Monday, March 17, 2014

Larry M. Elkin: The hazards of secondhand news

  Let's talk about a product found in virtually every American household that sometimes causes serious side effects, including anxiety, depression, delusions, and even fits of anger. You might think this product should come labeled with advice to keep it out of the reach of children.

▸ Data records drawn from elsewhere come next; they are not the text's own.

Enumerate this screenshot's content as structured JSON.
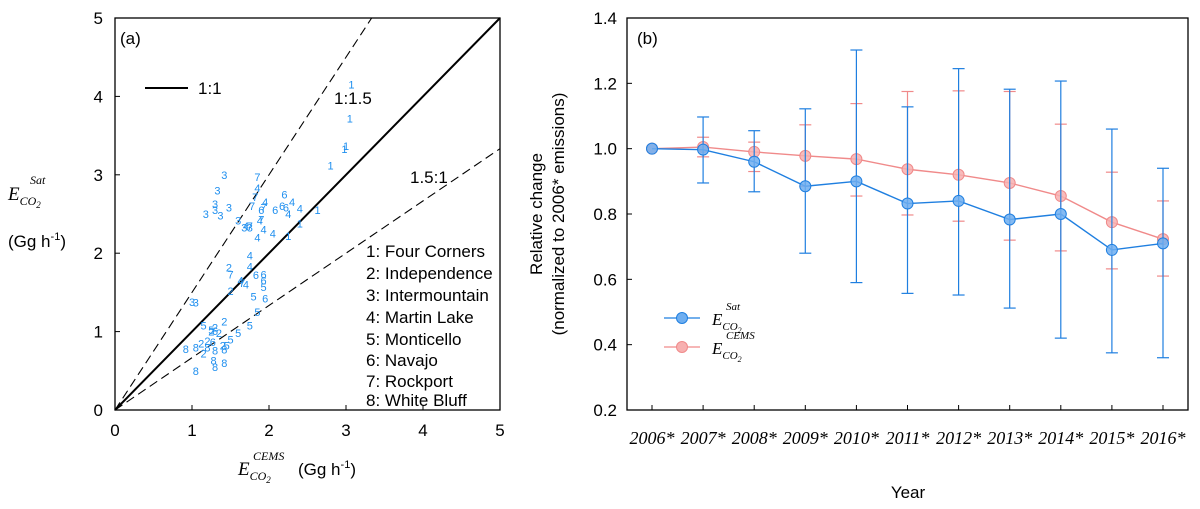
{
  "chart_data": [
    {
      "type": "scatter",
      "panel_label": "(a)",
      "xlabel_symbol": "E",
      "xlabel_sub": "CO",
      "xlabel_sub2": "2",
      "xlabel_sup": "CEMS",
      "xlabel_unit": "(Gg h",
      "xlabel_unit_exp": "-1",
      "xlabel_unit_close": ")",
      "ylabel_symbol": "E",
      "ylabel_sub": "CO",
      "ylabel_sub2": "2",
      "ylabel_sup": "Sat",
      "ylabel_unit": "(Gg h",
      "ylabel_unit_exp": "-1",
      "ylabel_unit_close": ")",
      "xlim": [
        0,
        5
      ],
      "ylim": [
        0,
        5
      ],
      "xticks": [
        "0",
        "1",
        "2",
        "3",
        "4",
        "5"
      ],
      "yticks": [
        "0",
        "1",
        "2",
        "3",
        "4",
        "5"
      ],
      "reference_lines": [
        {
          "label": "1:1",
          "slope": 1,
          "style": "solid"
        },
        {
          "label": "1:1.5",
          "slope": 1.5,
          "style": "dashed"
        },
        {
          "label": "1.5:1",
          "slope": 0.6667,
          "style": "dashed"
        }
      ],
      "legend_line_label": "1:1",
      "legend": [
        "1: Four Corners",
        "2: Independence",
        "3: Intermountain",
        "4: Martin Lake",
        "5: Monticello",
        "6: Navajo",
        "7: Rockport",
        "8: White Bluff"
      ],
      "points": [
        [
          "1",
          3.07,
          4.15
        ],
        [
          "1",
          3.05,
          3.72
        ],
        [
          "1",
          2.98,
          3.33
        ],
        [
          "1",
          3.0,
          3.37
        ],
        [
          "1",
          2.8,
          3.12
        ],
        [
          "1",
          2.63,
          2.55
        ],
        [
          "1",
          2.4,
          2.38
        ],
        [
          "1",
          2.25,
          2.22
        ],
        [
          "2",
          1.48,
          1.82
        ],
        [
          "2",
          1.5,
          1.52
        ],
        [
          "2",
          1.42,
          1.13
        ],
        [
          "2",
          1.3,
          1.05
        ],
        [
          "2",
          1.35,
          0.98
        ],
        [
          "2",
          1.25,
          1.0
        ],
        [
          "2",
          1.2,
          0.88
        ],
        [
          "2",
          1.12,
          0.85
        ],
        [
          "2",
          1.4,
          0.82
        ],
        [
          "2",
          1.15,
          0.72
        ],
        [
          "3",
          1.42,
          3.0
        ],
        [
          "3",
          1.33,
          2.8
        ],
        [
          "3",
          1.3,
          2.63
        ],
        [
          "3",
          1.3,
          2.55
        ],
        [
          "3",
          1.18,
          2.5
        ],
        [
          "3",
          1.48,
          2.58
        ],
        [
          "3",
          1.37,
          2.48
        ],
        [
          "3",
          1.6,
          2.42
        ],
        [
          "3",
          1.68,
          2.33
        ],
        [
          "3",
          1.75,
          2.33
        ],
        [
          "3",
          1.0,
          1.38
        ],
        [
          "3",
          1.05,
          1.37
        ],
        [
          "4",
          1.85,
          2.83
        ],
        [
          "4",
          1.95,
          2.65
        ],
        [
          "4",
          2.3,
          2.65
        ],
        [
          "4",
          2.4,
          2.57
        ],
        [
          "4",
          2.25,
          2.5
        ],
        [
          "4",
          1.88,
          2.42
        ],
        [
          "4",
          1.93,
          2.3
        ],
        [
          "4",
          1.85,
          2.2
        ],
        [
          "4",
          2.05,
          2.25
        ],
        [
          "4",
          1.7,
          2.35
        ],
        [
          "4",
          1.75,
          1.97
        ],
        [
          "4",
          1.75,
          1.83
        ],
        [
          "4",
          1.7,
          1.6
        ],
        [
          "4",
          1.63,
          1.65
        ],
        [
          "5",
          1.93,
          1.57
        ],
        [
          "5",
          1.8,
          1.45
        ],
        [
          "5",
          1.85,
          1.25
        ],
        [
          "5",
          1.75,
          1.08
        ],
        [
          "5",
          1.6,
          0.98
        ],
        [
          "5",
          1.5,
          0.9
        ],
        [
          "5",
          1.45,
          0.82
        ],
        [
          "5",
          1.15,
          1.08
        ],
        [
          "5",
          1.25,
          1.02
        ],
        [
          "6",
          2.2,
          2.75
        ],
        [
          "6",
          2.22,
          2.58
        ],
        [
          "6",
          2.17,
          2.6
        ],
        [
          "6",
          1.9,
          2.55
        ],
        [
          "6",
          2.08,
          2.55
        ],
        [
          "6",
          1.93,
          1.73
        ],
        [
          "6",
          1.93,
          1.65
        ],
        [
          "6",
          1.83,
          1.72
        ],
        [
          "6",
          1.95,
          1.42
        ],
        [
          "6",
          1.3,
          1.01
        ],
        [
          "6",
          1.27,
          0.87
        ],
        [
          "7",
          1.85,
          2.97
        ],
        [
          "7",
          1.82,
          2.72
        ],
        [
          "7",
          1.78,
          2.6
        ],
        [
          "7",
          1.93,
          2.58
        ],
        [
          "7",
          1.9,
          2.43
        ],
        [
          "7",
          1.75,
          2.35
        ],
        [
          "7",
          1.5,
          1.73
        ],
        [
          "7",
          1.65,
          1.62
        ],
        [
          "8",
          0.92,
          0.78
        ],
        [
          "8",
          1.05,
          0.8
        ],
        [
          "8",
          1.2,
          0.8
        ],
        [
          "8",
          1.3,
          0.76
        ],
        [
          "8",
          1.42,
          0.77
        ],
        [
          "8",
          1.28,
          0.63
        ],
        [
          "8",
          1.3,
          0.55
        ],
        [
          "8",
          1.42,
          0.6
        ],
        [
          "8",
          1.05,
          0.5
        ]
      ]
    },
    {
      "type": "line",
      "panel_label": "(b)",
      "title": "",
      "xlabel": "Year",
      "ylabel_line1": "Relative change",
      "ylabel_line2": "(normalized to 2006* emissions)",
      "ylim": [
        0.2,
        1.4
      ],
      "yticks": [
        "0.2",
        "0.4",
        "0.6",
        "0.8",
        "1.0",
        "1.2",
        "1.4"
      ],
      "categories": [
        "2006*",
        "2007*",
        "2008*",
        "2009*",
        "2010*",
        "2011*",
        "2012*",
        "2013*",
        "2014*",
        "2015*",
        "2016*"
      ],
      "series": [
        {
          "name_symbol": "E",
          "name_sub": "CO",
          "name_sub2": "2",
          "name_sup": "Sat",
          "color": "#1f7fe0",
          "values": [
            1.0,
            0.997,
            0.96,
            0.885,
            0.9,
            0.832,
            0.84,
            0.783,
            0.8,
            0.69,
            0.71
          ],
          "err_low": [
            1.0,
            0.895,
            0.868,
            0.68,
            0.59,
            0.557,
            0.552,
            0.512,
            0.42,
            0.375,
            0.36
          ],
          "err_high": [
            1.0,
            1.097,
            1.055,
            1.122,
            1.302,
            1.128,
            1.245,
            1.182,
            1.207,
            1.06,
            0.94
          ]
        },
        {
          "name_symbol": "E",
          "name_sub": "CO",
          "name_sub2": "2",
          "name_sup": "CEMS",
          "color": "#f08a8a",
          "values": [
            1.0,
            1.005,
            0.99,
            0.978,
            0.968,
            0.937,
            0.92,
            0.895,
            0.855,
            0.775,
            0.723
          ],
          "err_low": [
            1.0,
            0.975,
            0.93,
            0.885,
            0.855,
            0.797,
            0.778,
            0.72,
            0.687,
            0.632,
            0.61
          ],
          "err_high": [
            1.0,
            1.035,
            1.02,
            1.073,
            1.138,
            1.175,
            1.177,
            1.175,
            1.075,
            0.928,
            0.84
          ]
        }
      ]
    }
  ]
}
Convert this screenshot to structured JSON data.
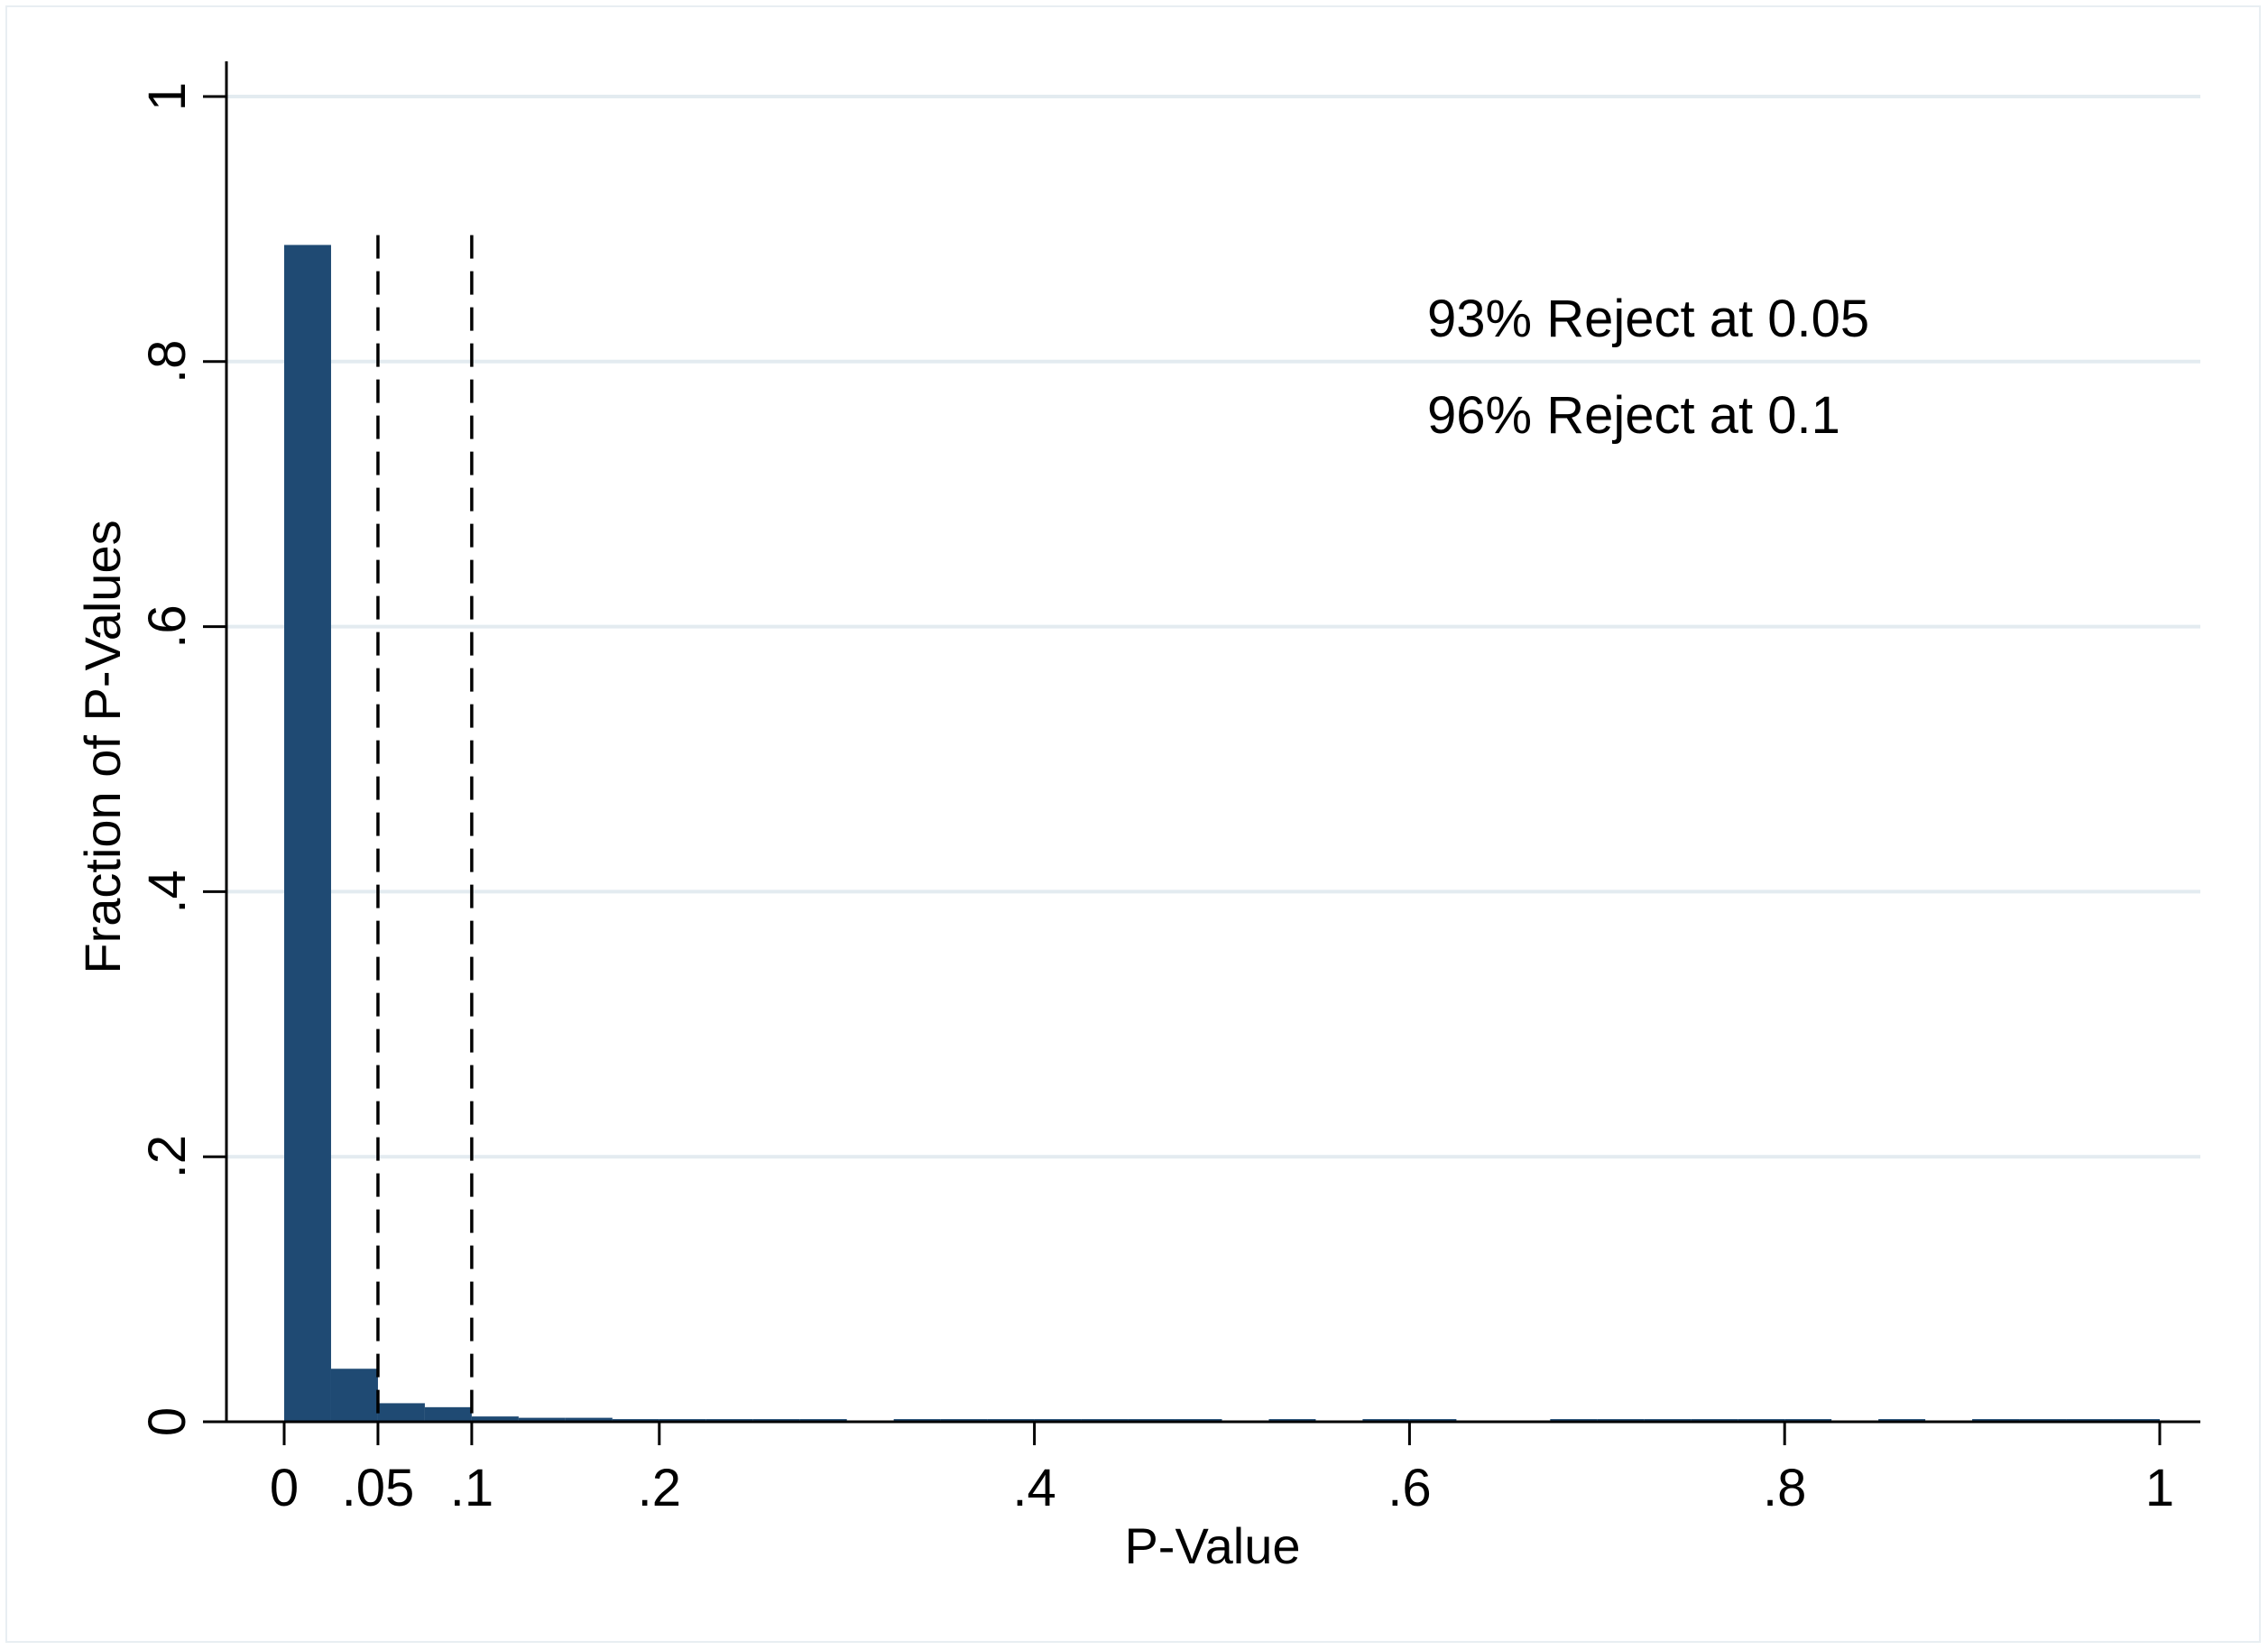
{
  "chart_data": {
    "type": "bar",
    "subtype": "histogram",
    "xlabel": "P-Value",
    "ylabel": "Fraction of P-Values",
    "xlim": [
      0,
      1
    ],
    "ylim": [
      0,
      1
    ],
    "bar_color": "#1f4a73",
    "grid": true,
    "bin_width": 0.025,
    "x_ticks": [
      {
        "value": 0,
        "label": "0"
      },
      {
        "value": 0.05,
        "label": ".05"
      },
      {
        "value": 0.1,
        "label": ".1"
      },
      {
        "value": 0.2,
        "label": ".2"
      },
      {
        "value": 0.4,
        "label": ".4"
      },
      {
        "value": 0.6,
        "label": ".6"
      },
      {
        "value": 0.8,
        "label": ".8"
      },
      {
        "value": 1,
        "label": "1"
      }
    ],
    "y_ticks": [
      {
        "value": 0,
        "label": "0"
      },
      {
        "value": 0.2,
        "label": ".2"
      },
      {
        "value": 0.4,
        "label": ".4"
      },
      {
        "value": 0.6,
        "label": ".6"
      },
      {
        "value": 0.8,
        "label": ".8"
      },
      {
        "value": 1,
        "label": "1"
      }
    ],
    "bins": [
      {
        "start": 0.0,
        "value": 0.888
      },
      {
        "start": 0.025,
        "value": 0.04
      },
      {
        "start": 0.05,
        "value": 0.014
      },
      {
        "start": 0.075,
        "value": 0.011
      },
      {
        "start": 0.1,
        "value": 0.004
      },
      {
        "start": 0.125,
        "value": 0.003
      },
      {
        "start": 0.15,
        "value": 0.003
      },
      {
        "start": 0.175,
        "value": 0.002
      },
      {
        "start": 0.2,
        "value": 0.002
      },
      {
        "start": 0.225,
        "value": 0.002
      },
      {
        "start": 0.25,
        "value": 0.002
      },
      {
        "start": 0.275,
        "value": 0.002
      },
      {
        "start": 0.3,
        "value": 0.0
      },
      {
        "start": 0.325,
        "value": 0.002
      },
      {
        "start": 0.35,
        "value": 0.002
      },
      {
        "start": 0.375,
        "value": 0.002
      },
      {
        "start": 0.4,
        "value": 0.002
      },
      {
        "start": 0.425,
        "value": 0.002
      },
      {
        "start": 0.45,
        "value": 0.002
      },
      {
        "start": 0.475,
        "value": 0.002
      },
      {
        "start": 0.5,
        "value": 0.0
      },
      {
        "start": 0.525,
        "value": 0.002
      },
      {
        "start": 0.55,
        "value": 0.0
      },
      {
        "start": 0.575,
        "value": 0.002
      },
      {
        "start": 0.6,
        "value": 0.002
      },
      {
        "start": 0.625,
        "value": 0.0
      },
      {
        "start": 0.65,
        "value": 0.0
      },
      {
        "start": 0.675,
        "value": 0.002
      },
      {
        "start": 0.7,
        "value": 0.002
      },
      {
        "start": 0.725,
        "value": 0.002
      },
      {
        "start": 0.75,
        "value": 0.002
      },
      {
        "start": 0.775,
        "value": 0.002
      },
      {
        "start": 0.8,
        "value": 0.002
      },
      {
        "start": 0.825,
        "value": 0.0
      },
      {
        "start": 0.85,
        "value": 0.002
      },
      {
        "start": 0.875,
        "value": 0.0
      },
      {
        "start": 0.9,
        "value": 0.002
      },
      {
        "start": 0.925,
        "value": 0.002
      },
      {
        "start": 0.95,
        "value": 0.002
      },
      {
        "start": 0.975,
        "value": 0.002
      }
    ],
    "reference_lines": [
      {
        "x": 0.05,
        "style": "dashed"
      },
      {
        "x": 0.1,
        "style": "dashed"
      }
    ],
    "annotations": [
      {
        "text": "93% Reject at 0.05"
      },
      {
        "text": "96% Reject at 0.1"
      }
    ]
  }
}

  It does not. I am talking about the news.

 
  I have nothing against the news; I myself am a big daily consumer. My regular reading list includes The New York Times, The Wall Street Journal, the Guardian, The Washington Post, Bloomberg.com and two political publications, Politico and The Hill.

 
  But I have a reason for ingesting all this information - running a business and advising our clients requires me to stay on top of a broad range of topics - and despite the range of titles, I am selective about what gets my attention. I pay little heed to ordinary crime stories, celebrity gossip and stock market tips, for example. Most of this is noise that I cannot put to any useful purpose. I also try to get my information from sources with a variety of viewpoints to avoid living in an ideological echo chamber that only repeats what I already think I know.

 
  Broadcast and cable news is notably absent from my regular news diet, though I do indulge in small quantities. I watch PBS' NewsHour when I have the opportunity, and CNN, the BBC or the U.S. broadcast networks will do when I want a quick roundup of headlines with video. Bloomberg's "Surveillance" morning broadcast (on TV with Tom Keene and Scarlet Fu, and on radio with Keene and Michael McKee) offers some of the best discussion of economics for non-economists anywhere.

 
  Still, most of what passes for cable TV news is absent from my news diet entirely, and not merely because I am usually at work when those broadcasts are aired. I have concluded that a lot of daytime cable news programming is not just unproductive; it is downright harmful.

 
  Fox News seems to be particularly, though not uniquely, corrosive. I say this as a registered Republican white male, who gets solicitations from the National Rifle Association that include a camo-patterned duffel bag as a premium for my paid membership. I suppose this is so I can be fully equipped as I stand my ground. I am exactly the demographic that should watch Fox News.

 
  But I don't, because I have seen too many people overdose on the channel and then appear to lose all sense of perspective. They start buying gold, or worse, Bitcoin. They start comparing America in our time unfavorably with America in the 1950s. Do we really want to go back to a time when being black meant being segregated, or being gay meant being closeted or hounded? One European-born Fox watcher recently said that our situation is reminiscent of Germany in the 1930s. Was she referring to the Nuremberg Laws, the dismemberment of Czechoslovakia, or Kristallnacht? Don't ask me. I don't watch Fox News.

 
  Over on MSNBC, the Koch Brothers are the reincarnation of John D. Rockefeller and the Standard Oil Trust. They control the outcome of American elections - although the results of most recent ones, especially the 2012 presidential campaign, must have disappointed them.

 
  At CNBC, Jim Cramer will "teach you how to analyze stocks and the market like a pro," according to the network's website. This is truth in advertising. The pros have no idea what the market or a particular stock is going to do tomorrow, or next week or next month, and when Cramer is through with you, you won't either. But he'll certainly try to get you excited. This won't be good for your investments, but it might keep his sponsors happy.

 
  HLN (which was Headline News before they literally took the news out of it) wants to talk about whatever people are talking about, I presume because it hopes people will tune in to hear themselves talk. CNN spends its days trying to plot a course between liberal MSNBC and conservative Fox.

 
  This is all very unhealthy, even for adults. The imperatives of TV marketing demand that every minute of every hour of every day have a "top story" and that this top story must be of breathless importance, whether it is our umpteenth federal budget spat, a Chicago snowstorm in midwinter or a devastating nuclear accident in Japan. In the same way real noise can damage our hearing, all this news-noise reduces our ability to detect the differences between what is of major and lasting importance, what is of fleeting significance and what is truly of no consequence whatever.

 
  News-noise is even worse for kids. Fortunately, most are at school when this daily foghorn blast sweeps through American homes. But there are too many snow days, sick days and holidays for us to let our guard down. Children can't independently assess which news really might matter to them and which does not. They are taught to rely on adults, and the adults who present the news on TV have Q ratings that make them seem particularly reliable. How are the kids supposed to know that this seeming reliability is produced by wardrobe consultants, speech coaches and dental whitening products?

 
  It is up to us, the adults in the house, to help children put the news in perspective. Keep them away from secondhand smoke that poses as information. You don't have to shield them from the actual news itself when it comes from reliable sources, but help them watch it. Talk to them about what it means in their lives. Let them know that the people around them in real life, not on the flat screen, are here to guide them and keep them safe. Explain how Nielsen ratings and sweeps months, not a full moon, can turn newscasters into destructive monsters.

 
  Or just turn off the TV, go outside and do something truly fun and rewarding. If not for your own sake, then for the children.